A relação entre Thomas e Ephraim não é das mais fáceis. O primeiro, tão ansioso por companhia quanto desprovido de modos para lidar com qualquer outro ser pensante, tanto o afasta como anseia pela presença do que deixou tudo para trás para agora estar ao seu lado. Já o segundo, dono de objetivos bastante tácitos, quer apenas fazer o que lhe compete, se possível calado na maior parte do processo. Um instiga e reprime, enquanto o outro se retrai e observa. Entre ataques e defesas, irão construir uma convivência turbulenta, que terá como pilares mentiras e dissimulações, ainda que providas de momentos de confiança a revelações. Essas, porém, nunca estão sozinhas, e assim que virarem as costas, traições e reviravoltas estarão à espreita para tomar seus lugares. Seria a união destes dois homens tão relegada ao acaso, ou haveria um motivo maior por trás de tal encontro?
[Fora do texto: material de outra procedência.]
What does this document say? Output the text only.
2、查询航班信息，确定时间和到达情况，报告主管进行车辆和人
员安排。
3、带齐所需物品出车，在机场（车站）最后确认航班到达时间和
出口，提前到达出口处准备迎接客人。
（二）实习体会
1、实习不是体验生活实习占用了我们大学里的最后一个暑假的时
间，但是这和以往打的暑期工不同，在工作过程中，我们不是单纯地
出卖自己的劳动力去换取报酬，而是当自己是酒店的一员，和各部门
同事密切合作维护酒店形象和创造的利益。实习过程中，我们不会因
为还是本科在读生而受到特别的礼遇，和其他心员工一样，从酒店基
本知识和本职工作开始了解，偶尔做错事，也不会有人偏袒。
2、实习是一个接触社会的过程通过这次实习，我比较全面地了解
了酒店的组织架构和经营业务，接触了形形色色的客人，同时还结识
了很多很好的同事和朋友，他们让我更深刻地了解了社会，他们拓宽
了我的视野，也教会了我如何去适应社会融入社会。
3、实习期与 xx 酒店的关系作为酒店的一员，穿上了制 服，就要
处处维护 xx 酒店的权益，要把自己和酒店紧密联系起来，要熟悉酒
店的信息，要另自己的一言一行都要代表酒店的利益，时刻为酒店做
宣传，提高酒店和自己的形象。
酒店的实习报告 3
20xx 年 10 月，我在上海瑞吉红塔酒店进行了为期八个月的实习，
A fotografia de Jarin Blaschke (Shimmer Lake, 2017) é incansável no intuito de encarcerar estas figuras, tão aptas ao convívio claustrofóbico da torre que percorrem quanto incapazes de lidar com a imensidão que os circunda. A ela se junta a trilha fortemente impressionista de Mark Korven (Campo do Medo, 2019), que demonstra receio algum em investir no impacto do inesperado, assim como é eficaz em fazer eco aos atos dos protagonistas. Quanto a estes, o que se percebe é um mergulho profundo e dolorido em dois intérpretes desprovidos de defesas diante das dores de seus personagens. Dafoe desaparece sob uma fala marcada e gestos exasperados de um homem entre a angústia e a exaltação, dono de um segredo maior do aquilo que é capaz de lidar, mas determinado a fazer jus ao que lhe compete. Pattinson, por sua vez, se há algum tempo vem se esforçando – com efeito – para deixar para trás a imagem de ídolo juvenil, aqui revela uma maturidade sofrida, mas não menos valorosa. Nas suas mãos, tem-se alguém que lamenta tanto o passado que o levou até aquele ponto como a incógnita de um amanhã absolutamente desprovido de qualquer tipo de esperança.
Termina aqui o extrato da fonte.